Com a graça de Deus fomos vencendo as dificuldades iniciais, mesmo porque haveriam outras pela frente, e maiores ainda. Fui ser pai em terra estranha. Na hora de dificuldade, éramos eu, Mariane e o nosso Deus nos guardando, protegendo, e dando sabedoria pra cuidar da nossa filha Sofia.

Longe dos ambientes que frequentava no Brasil, pude valorizar o meu antigo local de trabalho, nossa cultura descontraída e o jeito mais humano do brasileiro. Pude também repensar o aspecto ministerial, porque definitivamente o ritmo e o nível em que trabalhava antes não era aceitável.

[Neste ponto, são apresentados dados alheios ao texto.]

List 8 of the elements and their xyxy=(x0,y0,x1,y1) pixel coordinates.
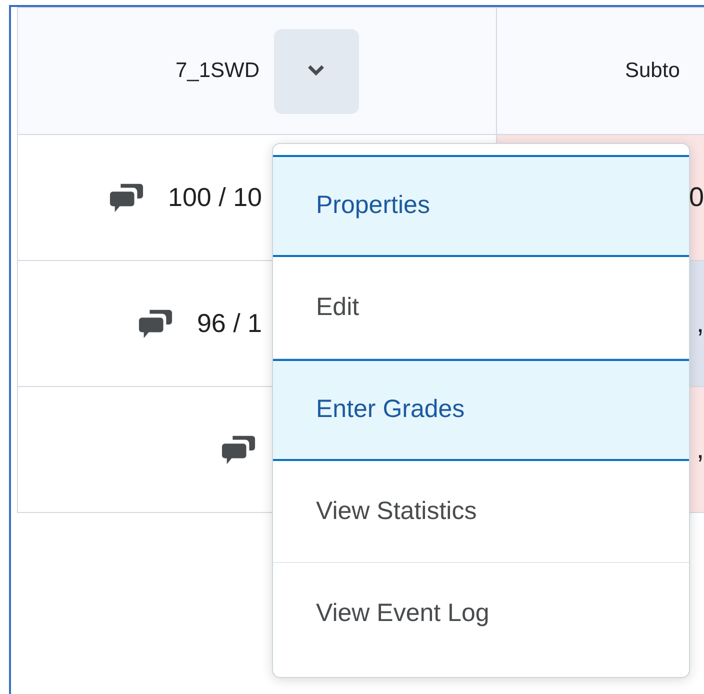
grade-text: 100 / 10 xyxy=(168,181,262,214)
menu-item[interactable]: Properties xyxy=(273,155,689,257)
menu-item[interactable]: View Statistics xyxy=(273,461,689,563)
menu-item[interactable]: Enter Grades xyxy=(273,359,689,461)
grade-text: 96 / 1 xyxy=(196,307,262,340)
menu-item[interactable]: View Event Log xyxy=(273,563,689,665)
column-header: Subto xyxy=(625,58,680,84)
column-header: 7_1SWD xyxy=(175,58,260,84)
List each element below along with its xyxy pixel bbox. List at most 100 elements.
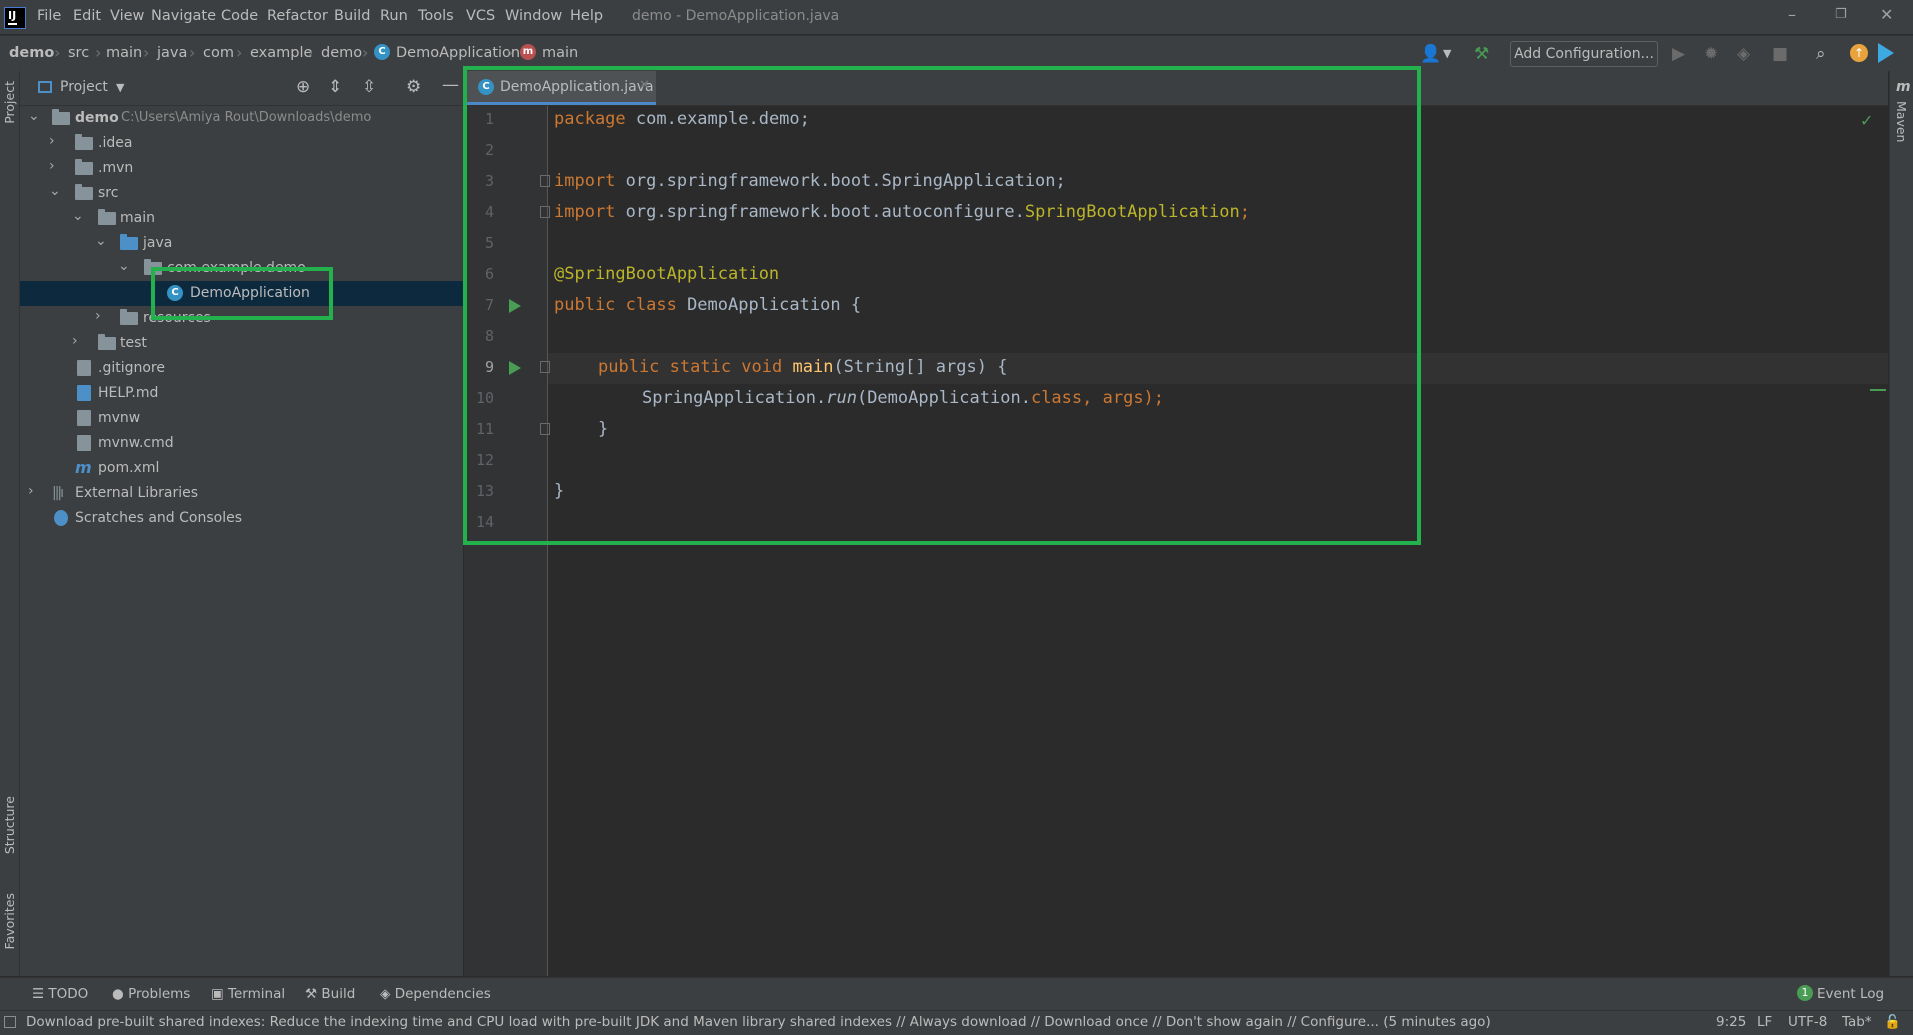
tree-label: .mvn — [98, 160, 134, 176]
run-icon[interactable]: ▶ — [1672, 44, 1685, 64]
breadcrumb-com[interactable]: com — [203, 45, 234, 61]
breadcrumb-demo[interactable]: demo — [9, 45, 54, 61]
tree-item-test[interactable]: › test — [20, 331, 463, 356]
coverage-icon[interactable]: ◈ — [1737, 44, 1750, 64]
problems-label: Problems — [128, 986, 191, 1002]
chevron-down-icon[interactable]: ⌄ — [28, 108, 40, 124]
caret-position[interactable]: 9:25 — [1716, 1014, 1746, 1030]
breadcrumb-java[interactable]: java — [157, 45, 187, 61]
tree-item-src[interactable]: ⌄ src — [20, 181, 463, 206]
menu-edit[interactable]: Edit — [73, 8, 101, 24]
chevron-right-icon[interactable]: › — [72, 333, 78, 349]
chevron-right-icon[interactable]: › — [28, 483, 34, 499]
todo-label: TODO — [48, 986, 89, 1002]
collapse-all-icon[interactable]: ⇳ — [362, 77, 376, 97]
menu-run[interactable]: Run — [380, 8, 408, 24]
stop-icon[interactable]: ■ — [1772, 44, 1788, 64]
tree-item-pom-xml[interactable]: m pom.xml — [20, 456, 463, 481]
expand-all-icon[interactable]: ⇕ — [328, 77, 342, 97]
chevron-down-icon[interactable]: ⌄ — [118, 258, 130, 274]
tree-item-demo[interactable]: ⌄ demo C:\Users\Amiya Rout\Downloads\dem… — [20, 106, 463, 131]
chevron-down-icon[interactable]: ▼ — [116, 81, 124, 94]
maven-tool-tab[interactable]: Maven — [1894, 101, 1909, 142]
highlight-box-editor — [463, 66, 1421, 545]
chevron-down-icon[interactable]: ⌄ — [95, 233, 107, 249]
file-encoding[interactable]: UTF-8 — [1788, 1014, 1827, 1030]
maven-icon: m — [1896, 79, 1911, 95]
structure-tool-tab[interactable]: Structure — [2, 796, 17, 854]
breadcrumb-demo-package[interactable]: demo — [321, 45, 362, 61]
tree-item-java[interactable]: ⌄ java — [20, 231, 463, 256]
close-window-icon[interactable]: ✕ — [1880, 5, 1893, 24]
project-tool-tab[interactable]: Project — [2, 81, 17, 124]
menu-code[interactable]: Code — [221, 8, 258, 24]
chevron-down-icon[interactable]: ▼ — [1443, 47, 1451, 60]
dependencies-tool-button[interactable]: ◈ Dependencies — [380, 986, 491, 1002]
file-icon — [77, 360, 91, 376]
menu-file[interactable]: File — [37, 8, 61, 24]
menu-refactor[interactable]: Refactor — [267, 8, 328, 24]
tree-item-idea[interactable]: › .idea — [20, 131, 463, 156]
update-icon[interactable]: ↑ — [1850, 44, 1868, 62]
tree-item-main[interactable]: ⌄ main — [20, 206, 463, 231]
menu-view[interactable]: View — [110, 8, 144, 24]
tree-label: main — [120, 210, 155, 226]
library-icon: |||ı — [52, 485, 64, 501]
debug-icon[interactable]: ✹ — [1704, 44, 1718, 64]
lock-icon[interactable]: 🔓 — [1884, 1014, 1901, 1030]
chevron-right-icon: › — [95, 43, 102, 62]
minimize-icon[interactable]: – — [1788, 5, 1796, 24]
menu-help[interactable]: Help — [570, 8, 603, 24]
project-view-selector[interactable]: Project — [60, 79, 108, 95]
restore-icon[interactable]: ❐ — [1835, 7, 1847, 22]
tree-item-mvnw[interactable]: mvnw — [20, 406, 463, 431]
todo-tool-button[interactable]: ☰ TODO — [32, 986, 88, 1002]
tree-item-help-md[interactable]: HELP.md — [20, 381, 463, 406]
tree-label: mvnw — [98, 410, 141, 426]
scratches-icon — [54, 510, 68, 526]
problems-tool-button[interactable]: ● Problems — [112, 986, 190, 1002]
breadcrumb-method[interactable]: main — [542, 45, 578, 61]
favorites-tool-tab[interactable]: Favorites — [2, 893, 17, 949]
menu-window[interactable]: Window — [505, 8, 562, 24]
chevron-right-icon[interactable]: › — [95, 308, 101, 324]
build-tool-button[interactable]: ⚒ Build — [305, 986, 355, 1002]
tree-label: HELP.md — [98, 385, 159, 401]
event-log-button[interactable]: Event Log — [1817, 986, 1884, 1002]
locate-icon[interactable]: ⊕ — [296, 77, 310, 97]
breadcrumb-example[interactable]: example — [250, 45, 312, 61]
gear-icon[interactable]: ⚙ — [406, 77, 421, 97]
add-configuration-button[interactable]: Add Configuration... — [1510, 41, 1658, 67]
breadcrumb-main[interactable]: main — [106, 45, 142, 61]
breadcrumb-class[interactable]: DemoApplication — [396, 45, 520, 61]
search-icon[interactable]: ⌕ — [1816, 44, 1826, 64]
menu-build[interactable]: Build — [334, 8, 370, 24]
chevron-down-icon[interactable]: ⌄ — [49, 183, 61, 199]
tree-item-mvnw-cmd[interactable]: mvnw.cmd — [20, 431, 463, 456]
status-message[interactable]: Download pre-built shared indexes: Reduc… — [26, 1014, 1491, 1030]
build-hammer-icon[interactable]: ⚒ — [1474, 44, 1489, 64]
check-icon: ✓ — [1860, 111, 1874, 130]
menu-vcs[interactable]: VCS — [466, 8, 495, 24]
line-separator[interactable]: LF — [1757, 1014, 1772, 1030]
tree-item-scratches[interactable]: Scratches and Consoles — [20, 506, 463, 531]
hide-panel-icon[interactable]: — — [442, 75, 459, 95]
chevron-right-icon: › — [362, 43, 369, 62]
code-with-me-icon[interactable] — [1878, 43, 1894, 63]
menu-tools[interactable]: Tools — [418, 8, 454, 24]
chevron-right-icon[interactable]: › — [49, 133, 55, 149]
user-icon[interactable]: 👤 — [1420, 44, 1441, 64]
chevron-down-icon[interactable]: ⌄ — [72, 208, 84, 224]
chevron-right-icon[interactable]: › — [49, 158, 55, 174]
tree-item-external-libraries[interactable]: › |||ı External Libraries — [20, 481, 463, 506]
indent-setting[interactable]: Tab* — [1842, 1014, 1872, 1030]
event-log-badge: 1 — [1797, 985, 1813, 1001]
project-view-icon — [38, 81, 52, 93]
breadcrumb-src[interactable]: src — [68, 45, 89, 61]
panel-toggle-icon[interactable] — [4, 1016, 16, 1028]
tree-item-mvn[interactable]: › .mvn — [20, 156, 463, 181]
tree-label: pom.xml — [98, 460, 160, 476]
tree-item-gitignore[interactable]: .gitignore — [20, 356, 463, 381]
menu-navigate[interactable]: Navigate — [151, 8, 216, 24]
terminal-tool-button[interactable]: ▣ Terminal — [211, 986, 285, 1002]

Em todas essas experiências, Comeniusstrasse foi o endereço do meu apartamento e o nome desse blog. O apê está vazio, estou aqui digitando esse texto sentado no chão da sala. E o blog vai se despedindo também, mesmo por que agora é hora de novos desafios, é voltar da onde vim, e ajudar a fazer o Brasil um país mais desenvolvido e mais justo.

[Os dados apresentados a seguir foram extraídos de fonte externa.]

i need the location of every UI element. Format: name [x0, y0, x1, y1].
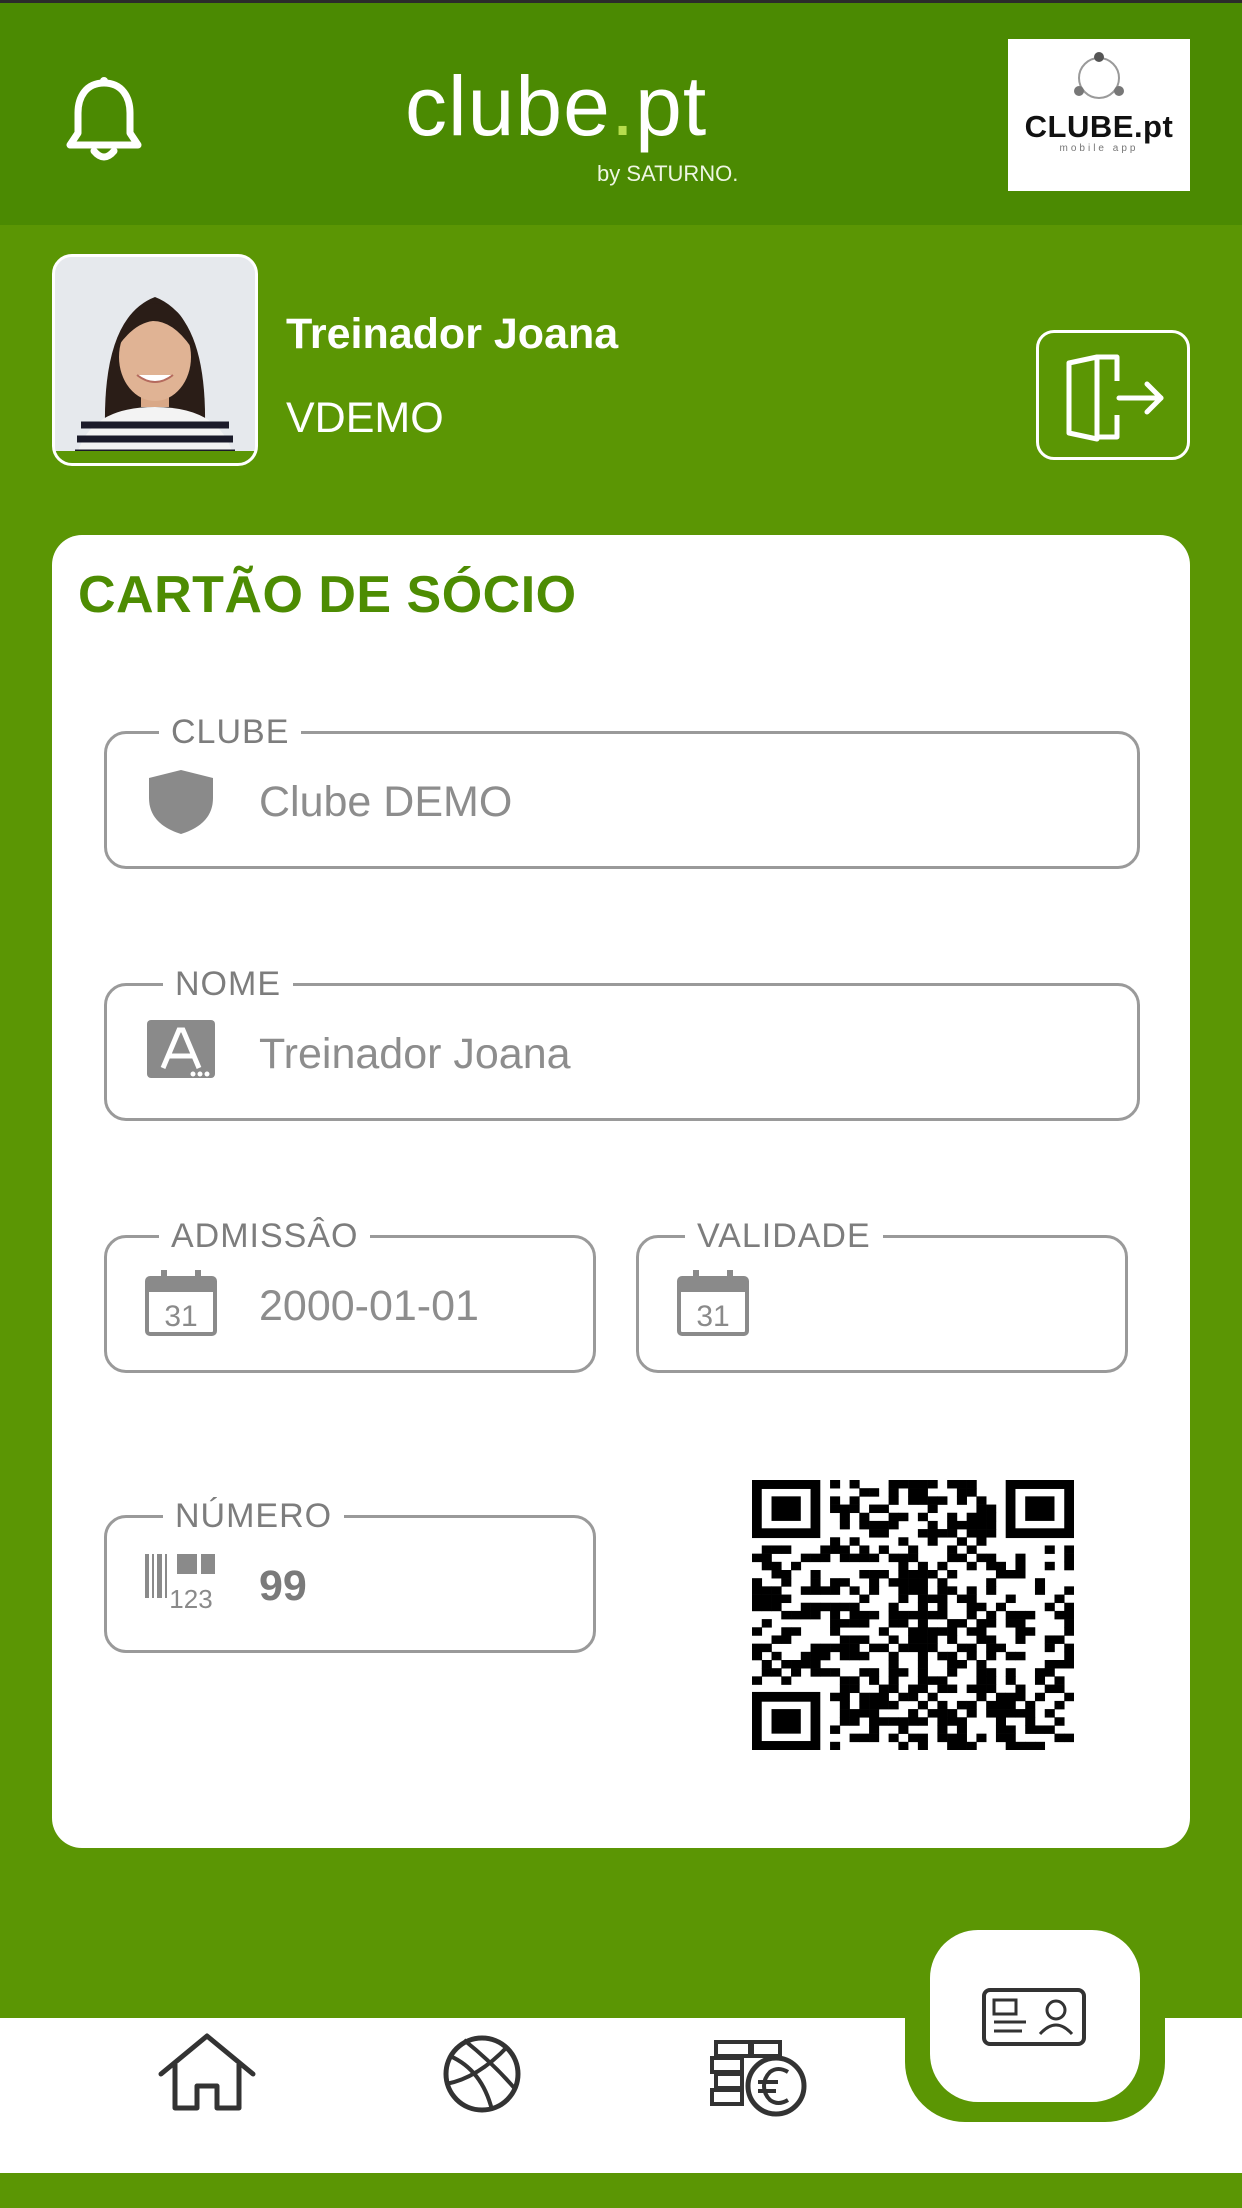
- nav-item-member-card[interactable]: [930, 1930, 1140, 2102]
- admission-field-value: 2000-01-01: [259, 1282, 479, 1330]
- logout-icon: [1066, 354, 1164, 442]
- basketball-icon[interactable]: [434, 2034, 530, 2114]
- shield-icon: [149, 770, 213, 834]
- name-field-label: NOME: [163, 964, 293, 1004]
- brand-byline: by SATURNO.: [597, 161, 739, 186]
- validity-field-label: VALIDADE: [685, 1216, 883, 1256]
- partner-logo: CLUBE.pt mobile app: [1008, 39, 1190, 191]
- user-name: Treinador Joana: [286, 310, 619, 358]
- logo-ring-icon: [1074, 52, 1124, 99]
- name-field-value: Treinador Joana: [259, 1030, 571, 1078]
- number-field-label: NÚMERO: [163, 1496, 345, 1536]
- euro-coins-icon[interactable]: [708, 2034, 810, 2120]
- calendar-icon: 31: [677, 1270, 749, 1336]
- name-field[interactable]: NOME Treinador Joana: [104, 964, 1140, 1121]
- top-bar: clube.pt by SATURNO. CLUBE.pt mobile app: [0, 0, 1242, 225]
- qr-code[interactable]: [752, 1480, 1074, 1750]
- logout-button[interactable]: [1036, 330, 1190, 460]
- svg-text:31: 31: [696, 1300, 729, 1333]
- calendar-icon: 31: [145, 1270, 217, 1336]
- profile-photo: [55, 257, 255, 463]
- club-field-value: Clube DEMO: [259, 778, 513, 826]
- bell-icon[interactable]: [62, 75, 147, 165]
- id-card-icon: [982, 1988, 1086, 2046]
- svg-text:123: 123: [169, 1584, 212, 1614]
- name-field-icon: [147, 1020, 215, 1078]
- app-logo: clube.pt by SATURNO.: [405, 59, 739, 186]
- member-card: CARTÃO DE SÓCIO CLUBE Clube DEMO NOME Tr…: [52, 535, 1190, 1848]
- bottom-bar-strip: [0, 2173, 1242, 2208]
- validity-field[interactable]: VALIDADE 31: [636, 1216, 1128, 1373]
- admission-field[interactable]: ADMISSÂO 31 2000-01-01: [104, 1216, 596, 1373]
- club-field-label: CLUBE: [159, 712, 302, 752]
- svg-text:31: 31: [164, 1300, 197, 1333]
- club-field[interactable]: CLUBE Clube DEMO: [104, 712, 1140, 869]
- number-field[interactable]: NÚMERO 123 99: [104, 1496, 596, 1653]
- barcode-icon: 123: [145, 1554, 215, 1614]
- home-icon[interactable]: [155, 2030, 259, 2114]
- avatar[interactable]: [52, 254, 258, 466]
- card-title: CARTÃO DE SÓCIO: [78, 566, 577, 624]
- user-club-code: VDEMO: [286, 394, 444, 442]
- admission-field-label: ADMISSÂO: [159, 1216, 371, 1256]
- number-field-value: 99: [259, 1562, 307, 1610]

Aos meus amigos e irmãos em Cristo que por aqui passaram, leram e contribuíram, me despeço com um até breve e com a esperança de que, em poucos dias, poderemos nos encontrar após esses anos de ausência.

E ao povo alemão, que nos acolheu nesses três anos, meu muito obrigado. Levarei pra minha terra as melhores impressões e um enorme carinho. Desde já, muitas saudades.

Kyrie Eleison

Tuesday, August 25, 2009

O melhor da Alemanha - Kalender

Pois é, o calendário. Simples assim. Todo alemão tem na sua mão um calendário, de papel ou eletrônico. Quer uma reunião, uma discussão, um projeto, marca um "Termin" com o alemão que sai.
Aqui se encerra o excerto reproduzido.